Martini and Decker moved to Los Angeles where they set up a business manufacturing loudspeakers. It was called the Lansing Manufacturing Company. Just before the company was registered on March 9, 1927, Lansing changed his name from James Martini to James Bullough Lansing at the suggestion of his future wife, Glenna.

I've googled it, but have never understood why he changed his name to Lansing. Was it an effort to avoid having a more ethnic-sounding name?

And did it have anything to do with the city in Michigan?
 
Thank you for a terrific overview! It begs more questions
- what did the company and more importantly, the principle players do during the war (1941-45)?
- So they built some great furniture, do we know how they sounded?

I'll google my own questions later, it's probably known on the web already!
 
Possibly. Or to have a last name that matched the name of the company he co-founded.

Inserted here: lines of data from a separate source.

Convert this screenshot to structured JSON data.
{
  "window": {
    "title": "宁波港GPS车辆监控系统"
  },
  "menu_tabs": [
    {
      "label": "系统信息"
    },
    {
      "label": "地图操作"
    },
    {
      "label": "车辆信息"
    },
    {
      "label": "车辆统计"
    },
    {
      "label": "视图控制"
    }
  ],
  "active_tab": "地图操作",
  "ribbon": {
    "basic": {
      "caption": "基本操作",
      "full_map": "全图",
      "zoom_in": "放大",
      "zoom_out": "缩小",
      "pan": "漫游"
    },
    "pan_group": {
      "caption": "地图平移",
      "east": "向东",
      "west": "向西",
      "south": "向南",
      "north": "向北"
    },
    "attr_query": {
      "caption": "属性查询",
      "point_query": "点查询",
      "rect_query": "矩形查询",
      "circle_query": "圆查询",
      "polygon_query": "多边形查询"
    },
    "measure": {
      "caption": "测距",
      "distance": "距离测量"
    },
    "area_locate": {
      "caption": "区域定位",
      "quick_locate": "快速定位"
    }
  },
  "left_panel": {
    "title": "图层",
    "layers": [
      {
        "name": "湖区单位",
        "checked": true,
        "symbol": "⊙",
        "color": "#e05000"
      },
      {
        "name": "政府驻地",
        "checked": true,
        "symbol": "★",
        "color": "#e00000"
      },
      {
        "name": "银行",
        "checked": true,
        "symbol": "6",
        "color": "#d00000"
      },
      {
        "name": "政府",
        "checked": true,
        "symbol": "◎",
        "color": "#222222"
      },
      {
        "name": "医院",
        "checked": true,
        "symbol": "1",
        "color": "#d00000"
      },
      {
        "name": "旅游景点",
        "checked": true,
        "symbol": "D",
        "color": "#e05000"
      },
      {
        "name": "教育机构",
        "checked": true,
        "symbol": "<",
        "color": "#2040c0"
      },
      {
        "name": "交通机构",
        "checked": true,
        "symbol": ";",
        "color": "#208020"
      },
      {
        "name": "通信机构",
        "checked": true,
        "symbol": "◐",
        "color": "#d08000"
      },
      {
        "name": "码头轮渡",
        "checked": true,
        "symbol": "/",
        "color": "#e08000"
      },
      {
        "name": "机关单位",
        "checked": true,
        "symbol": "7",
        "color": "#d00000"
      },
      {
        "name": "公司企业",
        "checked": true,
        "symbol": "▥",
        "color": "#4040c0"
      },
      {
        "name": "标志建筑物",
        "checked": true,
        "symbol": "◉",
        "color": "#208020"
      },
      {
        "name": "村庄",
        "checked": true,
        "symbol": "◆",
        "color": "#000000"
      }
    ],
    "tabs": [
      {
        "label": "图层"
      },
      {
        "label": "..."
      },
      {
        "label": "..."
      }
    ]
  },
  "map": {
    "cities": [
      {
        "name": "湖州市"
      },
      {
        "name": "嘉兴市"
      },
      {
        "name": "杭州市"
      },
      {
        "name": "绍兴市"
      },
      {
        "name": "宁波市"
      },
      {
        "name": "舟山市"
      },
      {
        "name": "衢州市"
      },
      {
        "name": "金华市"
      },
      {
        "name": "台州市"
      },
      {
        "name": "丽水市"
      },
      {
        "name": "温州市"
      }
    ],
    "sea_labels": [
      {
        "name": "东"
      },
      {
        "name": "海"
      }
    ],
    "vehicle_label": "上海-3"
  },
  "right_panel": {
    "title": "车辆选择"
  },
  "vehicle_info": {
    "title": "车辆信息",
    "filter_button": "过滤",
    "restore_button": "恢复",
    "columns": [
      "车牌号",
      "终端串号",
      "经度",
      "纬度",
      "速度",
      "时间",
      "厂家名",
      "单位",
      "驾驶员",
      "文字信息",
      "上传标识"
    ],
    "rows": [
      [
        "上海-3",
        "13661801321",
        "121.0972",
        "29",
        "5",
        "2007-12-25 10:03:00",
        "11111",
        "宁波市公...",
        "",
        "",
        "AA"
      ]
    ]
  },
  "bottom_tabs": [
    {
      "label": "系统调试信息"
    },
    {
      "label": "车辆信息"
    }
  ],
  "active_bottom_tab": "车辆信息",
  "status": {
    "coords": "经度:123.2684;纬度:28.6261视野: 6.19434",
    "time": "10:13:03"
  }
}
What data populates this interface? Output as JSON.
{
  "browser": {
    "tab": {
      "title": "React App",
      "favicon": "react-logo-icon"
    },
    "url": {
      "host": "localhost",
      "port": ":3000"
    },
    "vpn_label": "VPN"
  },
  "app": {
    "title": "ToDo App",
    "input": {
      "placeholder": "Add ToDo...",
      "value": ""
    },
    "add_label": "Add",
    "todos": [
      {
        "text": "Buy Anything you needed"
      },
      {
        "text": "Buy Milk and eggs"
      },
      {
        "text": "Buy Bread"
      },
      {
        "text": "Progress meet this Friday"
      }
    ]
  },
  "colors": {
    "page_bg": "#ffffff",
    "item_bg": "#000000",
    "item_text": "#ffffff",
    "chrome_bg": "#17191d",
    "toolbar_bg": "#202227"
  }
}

Don't know, good question.
The bio at the Lansing Heritage website is frustratingly unclear about that, or what the brand name the the Salt Lake City products carried. I do not recall ever seeing Salt Lake made Lansing anything there where I was raised, and I would have noticed. I am still trying to find info on his association with Nathaniel Baldwin during the Salt Lake City years, but perhaps should also namecheck "Martini" as well as Lansing.
Btw, the article perpetuates the myth that Nathaniel Baldwin "invented headphones", which I can say with certainty that he most certainly did not, he did develop and manufacture an improved headset particularly suited to early radio requirements. I know because I tracked down the source of the myth and talked to him face to face.
 
Recently found this:
https://everything2.com/title/James+B.+Lansing

Some of the info on the Salt Lake period, including the info on Baldwin and loudspeakers and the development of Jim's own speakers is factually foggy, afaik. Baldwin's involvement as a major mfgr was limited to his famous popular type 'C' headphones, not so much speakers tho he made horn types based on the headphone element, for which it turned out not to be particularly suited due to armature pivot wires fracturing under heavy drive. The introduction of the revolutionary GE Radiola 104 electrodynamic baffle cabinet loudspeaker in the mid-1920s eventually obsolesced other types for home use by 1930. Meanwhile, whatever Jim was doing in SLC at the time was probably magnetic armature pattern as was most everyone else, used mainly with the "coffin" table radios of the period. I wish I knew more for sure, but as I posted earlier, solid info on this period for James Martini-Lansing is thin at best.